No matter how you feel about it, there is no denying the fact that sleep is incredibly important for our emotional, mental, and physical wellbeing.
Of course, trying to get good sleep is easier said than done.
With just how busy our modern day-to-day lives are, it is hard to find the time to get enough sleep, let alone make sure it is a good one.
On top of that, with just how stressful our lives can be, it can feel like we take ages to fall asleep, which cuts into our sleep time.
As you can imagine, this only makes our stress worse! It’s a never-ending cycle.
And when you work for organizations like the military, this lack of sleep goes from debilitating to potentially catastrophic.
As part of the military, operating through sleep deprivation already a given, with some soldiers considering having four hours of sleep a night a luxury.
As a result, the U.S. Navy Pre-Flight School has developed a science-backed method of sleeping within two minutes, regardless of time or sleeping condition.
Considering it has a success rate of 96%, there isn’t any harm in trying it, right?
1. Relax Your Face
Just about anyone can tell you that the most comfortable position to sleep in is lying down flat.
Unsurprisingly, members of the military must always assume they do not have this sort of luxury and are trained to be able to fall asleep sleeping upright.
To do this, you should first close your eyes, then relax all 43 muscles in your face.

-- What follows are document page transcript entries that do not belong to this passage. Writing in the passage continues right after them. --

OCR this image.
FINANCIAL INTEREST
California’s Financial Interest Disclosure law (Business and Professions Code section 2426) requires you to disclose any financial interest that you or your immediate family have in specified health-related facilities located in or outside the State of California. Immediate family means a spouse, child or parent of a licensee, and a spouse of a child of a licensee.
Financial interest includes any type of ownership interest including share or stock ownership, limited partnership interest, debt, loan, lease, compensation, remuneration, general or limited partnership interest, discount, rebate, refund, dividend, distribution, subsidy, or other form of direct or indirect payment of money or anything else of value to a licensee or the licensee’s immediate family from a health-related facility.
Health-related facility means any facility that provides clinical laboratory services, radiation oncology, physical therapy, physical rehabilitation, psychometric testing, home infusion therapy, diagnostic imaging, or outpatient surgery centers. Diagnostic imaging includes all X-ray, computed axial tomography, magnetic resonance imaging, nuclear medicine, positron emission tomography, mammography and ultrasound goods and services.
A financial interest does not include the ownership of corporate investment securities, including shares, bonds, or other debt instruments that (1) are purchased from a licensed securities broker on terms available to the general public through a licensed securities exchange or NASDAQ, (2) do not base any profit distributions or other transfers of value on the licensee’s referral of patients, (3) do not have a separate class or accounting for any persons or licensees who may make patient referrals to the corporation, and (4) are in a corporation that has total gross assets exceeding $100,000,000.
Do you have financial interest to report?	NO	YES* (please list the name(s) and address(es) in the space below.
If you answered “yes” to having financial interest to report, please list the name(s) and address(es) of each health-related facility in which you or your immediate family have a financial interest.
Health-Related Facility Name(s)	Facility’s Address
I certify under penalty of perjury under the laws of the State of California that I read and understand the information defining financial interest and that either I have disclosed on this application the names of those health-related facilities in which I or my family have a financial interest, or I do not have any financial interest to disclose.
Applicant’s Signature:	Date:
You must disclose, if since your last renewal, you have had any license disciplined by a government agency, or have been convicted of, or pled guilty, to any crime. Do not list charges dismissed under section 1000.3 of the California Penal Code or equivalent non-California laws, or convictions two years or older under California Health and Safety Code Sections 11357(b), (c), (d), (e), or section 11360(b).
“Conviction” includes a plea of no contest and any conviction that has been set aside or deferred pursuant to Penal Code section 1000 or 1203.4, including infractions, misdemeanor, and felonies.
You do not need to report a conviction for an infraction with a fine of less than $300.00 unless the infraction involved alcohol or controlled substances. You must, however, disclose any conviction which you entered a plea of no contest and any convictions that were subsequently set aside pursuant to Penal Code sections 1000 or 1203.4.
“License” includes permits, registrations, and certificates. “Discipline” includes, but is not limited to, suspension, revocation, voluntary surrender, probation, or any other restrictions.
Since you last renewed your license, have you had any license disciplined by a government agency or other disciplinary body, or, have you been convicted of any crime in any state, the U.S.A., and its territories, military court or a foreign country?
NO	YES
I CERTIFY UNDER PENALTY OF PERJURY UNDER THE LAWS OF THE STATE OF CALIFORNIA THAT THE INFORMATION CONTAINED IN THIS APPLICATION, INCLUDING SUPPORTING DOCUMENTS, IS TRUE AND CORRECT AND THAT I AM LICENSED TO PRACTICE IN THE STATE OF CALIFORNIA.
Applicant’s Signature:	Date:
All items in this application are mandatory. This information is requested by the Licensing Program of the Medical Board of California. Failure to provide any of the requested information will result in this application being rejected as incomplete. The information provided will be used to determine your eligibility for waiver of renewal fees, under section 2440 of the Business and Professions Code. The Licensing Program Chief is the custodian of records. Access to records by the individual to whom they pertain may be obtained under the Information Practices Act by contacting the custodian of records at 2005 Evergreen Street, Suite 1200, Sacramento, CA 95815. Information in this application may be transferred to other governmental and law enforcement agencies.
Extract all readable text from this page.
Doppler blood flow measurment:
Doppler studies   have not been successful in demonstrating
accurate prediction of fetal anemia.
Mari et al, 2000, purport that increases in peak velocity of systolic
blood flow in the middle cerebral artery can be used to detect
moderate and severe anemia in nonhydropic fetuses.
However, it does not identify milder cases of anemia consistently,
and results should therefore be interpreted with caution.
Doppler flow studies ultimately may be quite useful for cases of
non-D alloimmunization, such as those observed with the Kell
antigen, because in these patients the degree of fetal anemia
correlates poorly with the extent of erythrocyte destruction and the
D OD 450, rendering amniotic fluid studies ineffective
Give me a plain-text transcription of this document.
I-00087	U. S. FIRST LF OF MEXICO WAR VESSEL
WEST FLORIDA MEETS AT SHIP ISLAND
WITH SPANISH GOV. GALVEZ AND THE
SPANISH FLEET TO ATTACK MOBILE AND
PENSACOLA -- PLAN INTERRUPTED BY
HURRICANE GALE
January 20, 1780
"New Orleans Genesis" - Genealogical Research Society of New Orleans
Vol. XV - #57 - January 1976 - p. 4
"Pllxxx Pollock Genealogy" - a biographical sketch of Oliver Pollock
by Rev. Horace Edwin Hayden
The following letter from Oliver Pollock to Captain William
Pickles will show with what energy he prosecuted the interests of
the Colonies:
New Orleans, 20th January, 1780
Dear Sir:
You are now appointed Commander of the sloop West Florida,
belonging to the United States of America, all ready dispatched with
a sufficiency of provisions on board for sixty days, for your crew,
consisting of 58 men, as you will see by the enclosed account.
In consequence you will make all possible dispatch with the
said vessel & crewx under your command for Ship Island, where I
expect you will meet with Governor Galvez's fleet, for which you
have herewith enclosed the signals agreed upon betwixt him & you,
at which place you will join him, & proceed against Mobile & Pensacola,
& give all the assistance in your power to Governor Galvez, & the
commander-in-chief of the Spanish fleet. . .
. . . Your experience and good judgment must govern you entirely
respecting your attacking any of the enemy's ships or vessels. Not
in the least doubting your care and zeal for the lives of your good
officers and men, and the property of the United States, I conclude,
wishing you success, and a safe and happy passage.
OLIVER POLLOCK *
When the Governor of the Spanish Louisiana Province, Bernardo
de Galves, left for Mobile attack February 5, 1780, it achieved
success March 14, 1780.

This includes your jaw, the muscles around your eye sockets, and your tongue.
2. Next, Your Upper Body
After your face has been relaxed, breathe out any remaining tension you may still have.
The next step then is to allow your shoulders to drop and your arms to go limp, dominant side first.
Work your way down your arm, from your bicep to your forearms, then to your hands and finally your fingers. Repeat this for the other side.
The goal is to feel like you are sinking into yourself – if you fail the first time, tense up and try again.
3. After That, Your Legs
The focus should now be on your lower body. The instructions for your legs and feet are similar to the previous set of instructions.
Work your way down, starting from the thighs. It should then be followed by your calves, then finally your ankles and feet.
If you did this correctly, by this point your entire body should be completely relaxed.
4. Relax Your Thoughts
For many people, this can be the hardest part. What you need to do now is to completely still and quieten your mind.
Take about 10 seconds to forget about any worries or anxieties you have and clear your mind.
Skipping this step will risk involuntary muscle contracting, which will render all the hard work you did before completely moot.
If you have successfully followed all these steps, you’ll find yourself drifting off to sleep in no time!